Fechos magnéticos, cortes para sentar, costuras planas. Decisões de design feitas para pessoas com deficiência que melhoram silenciosamente a roupa para todos.

Renata Azevedo
Renata Azevedo
Jul 25, 20263 min de leitura0 comentário
Moda Adaptativa: Roupas Que Se Adaptam a Cada Pessoa

A maior parte das roupas é desenhada para um corpo que fica parado, tem total amplitude de movimento nos dois braços e consegue lidar com uma fileira de botões pequenos sem pensar nisso. Isso descreve muitas pessoas. Não descreve todas, e a lacuna é maior do que a indústria historicamente reconheceu.

A moda adaptativa é a prática de fechar essa lacuna. Não como caridade, nem como uma seção separada, mas como trabalho de design com restrições que, por acaso, são mais honestas do que o habitual.

Os problemas são específicos, não vagos

Vestir-se falha em pontos identificáveis. Fechos que exigem controle motor fino. Cinturas cortadas para quem está em pé que se amontoam e pressionam quando sentado. Costuras rígidas que irritam a pele, o que importa enormemente para usuários de cadeiras de rodas e para crianças com sensibilidade sensorial. Mangas e pernas que pressupõem que você pode levantar um braço acima da cabeça.

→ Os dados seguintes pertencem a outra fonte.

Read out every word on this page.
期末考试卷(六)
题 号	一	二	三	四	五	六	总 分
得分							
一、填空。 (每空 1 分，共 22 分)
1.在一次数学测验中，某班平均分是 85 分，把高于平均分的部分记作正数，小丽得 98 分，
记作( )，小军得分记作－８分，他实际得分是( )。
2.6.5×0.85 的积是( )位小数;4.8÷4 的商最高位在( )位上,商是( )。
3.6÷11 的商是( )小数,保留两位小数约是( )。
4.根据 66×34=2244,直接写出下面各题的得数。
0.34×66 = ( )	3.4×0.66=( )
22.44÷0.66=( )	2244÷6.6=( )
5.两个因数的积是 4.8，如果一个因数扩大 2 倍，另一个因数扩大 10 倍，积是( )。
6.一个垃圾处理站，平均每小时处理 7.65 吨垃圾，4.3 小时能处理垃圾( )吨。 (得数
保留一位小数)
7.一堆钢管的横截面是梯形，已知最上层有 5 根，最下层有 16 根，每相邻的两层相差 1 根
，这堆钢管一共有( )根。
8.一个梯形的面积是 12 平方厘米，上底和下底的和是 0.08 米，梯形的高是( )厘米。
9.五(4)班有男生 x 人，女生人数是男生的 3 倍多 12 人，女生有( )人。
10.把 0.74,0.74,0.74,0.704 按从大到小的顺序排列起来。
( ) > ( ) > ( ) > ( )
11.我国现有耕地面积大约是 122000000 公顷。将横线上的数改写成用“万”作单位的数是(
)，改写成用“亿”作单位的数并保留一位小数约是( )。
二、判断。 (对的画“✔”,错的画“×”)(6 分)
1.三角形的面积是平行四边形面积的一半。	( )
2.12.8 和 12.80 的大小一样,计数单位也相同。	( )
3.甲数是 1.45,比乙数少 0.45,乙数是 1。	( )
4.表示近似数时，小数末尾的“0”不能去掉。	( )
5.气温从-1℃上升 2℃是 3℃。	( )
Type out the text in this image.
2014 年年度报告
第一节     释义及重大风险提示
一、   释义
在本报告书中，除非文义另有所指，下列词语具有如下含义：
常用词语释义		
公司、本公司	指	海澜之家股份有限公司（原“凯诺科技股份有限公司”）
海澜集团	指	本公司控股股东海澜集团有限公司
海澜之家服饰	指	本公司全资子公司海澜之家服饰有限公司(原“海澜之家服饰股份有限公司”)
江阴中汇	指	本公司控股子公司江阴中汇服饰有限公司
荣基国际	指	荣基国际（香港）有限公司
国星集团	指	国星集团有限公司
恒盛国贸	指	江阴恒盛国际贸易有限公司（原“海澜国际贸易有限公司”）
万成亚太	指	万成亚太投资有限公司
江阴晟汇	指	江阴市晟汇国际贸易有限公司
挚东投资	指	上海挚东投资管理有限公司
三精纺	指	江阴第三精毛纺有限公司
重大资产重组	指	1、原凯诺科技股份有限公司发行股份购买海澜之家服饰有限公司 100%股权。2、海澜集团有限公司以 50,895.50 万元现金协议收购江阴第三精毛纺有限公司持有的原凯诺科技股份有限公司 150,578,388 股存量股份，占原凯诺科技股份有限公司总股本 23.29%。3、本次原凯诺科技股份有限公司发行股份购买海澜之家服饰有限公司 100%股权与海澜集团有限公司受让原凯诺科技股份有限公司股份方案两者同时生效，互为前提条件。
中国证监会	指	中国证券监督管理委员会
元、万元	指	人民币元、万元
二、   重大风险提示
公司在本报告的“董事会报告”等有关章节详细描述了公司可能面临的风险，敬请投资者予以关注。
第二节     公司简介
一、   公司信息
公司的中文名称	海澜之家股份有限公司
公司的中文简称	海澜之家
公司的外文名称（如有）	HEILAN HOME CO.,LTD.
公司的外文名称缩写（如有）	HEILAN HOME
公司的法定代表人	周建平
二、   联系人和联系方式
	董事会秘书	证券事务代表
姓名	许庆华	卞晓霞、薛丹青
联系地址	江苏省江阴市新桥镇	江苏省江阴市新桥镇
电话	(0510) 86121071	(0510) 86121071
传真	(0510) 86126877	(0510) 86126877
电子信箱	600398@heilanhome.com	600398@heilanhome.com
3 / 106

Cada um desses problemas já tem uma solução existente: fechos magnéticos ou de gancho, costas mais altas e frentes mais curtas para uso sentado, costuras planas ou externas, aberturas laterais, cavas generosas. Nada disso é tecnicamente difícil. Apenas requer projetar para a pessoa em vez do manequim.

Malhas macias dobradas sobre um banco de carvalho claro com um cabide de madeira fino ao lado
Fechos, costuras e corte são onde uma peça de roupa inclui alguém ou não.

Crianças deixam o caso mais claro

Para uma criança, a roupa está ligada à independência. Conseguir vestir-se sozinho é uma das primeiras coisas que parece autonomia, e uma peça que torna isso impossível envia uma mensagem que não tem nada a ver com tecido.

Fechos que a criança pode operar sozinha, etiquetas que não coçam, aberturas que funcionam enquanto sentada: isso transforma uma negociação diária em algo comum. Considerando que a Organização Mundial da Saúde estima que cerca de uma em cada seis pessoas vive com uma deficiência significativa, o número de famílias afetadas não é marginal.

Por que isso melhora a roupa em geral

Esta é a parte que surpreende as pessoas. Recursos adaptativos raramente são piores para qualquer outra pessoa. Costuras planas são mais confortáveis para todos. Uma pala magnética é mais rápida para mãos cansadas no fim de um longo dia. Aberturas laterais ajudam após cirurgias, durante a gravidez ou na recuperação de um pulso quebrado.

Projetar para o caso mais difícil tende a produzir uma peça melhor para o caso mais fácil, que é a mesma lição que a acessibilidade ensinou ao software: rampas de acesso são usadas por todos que carregam uma mala.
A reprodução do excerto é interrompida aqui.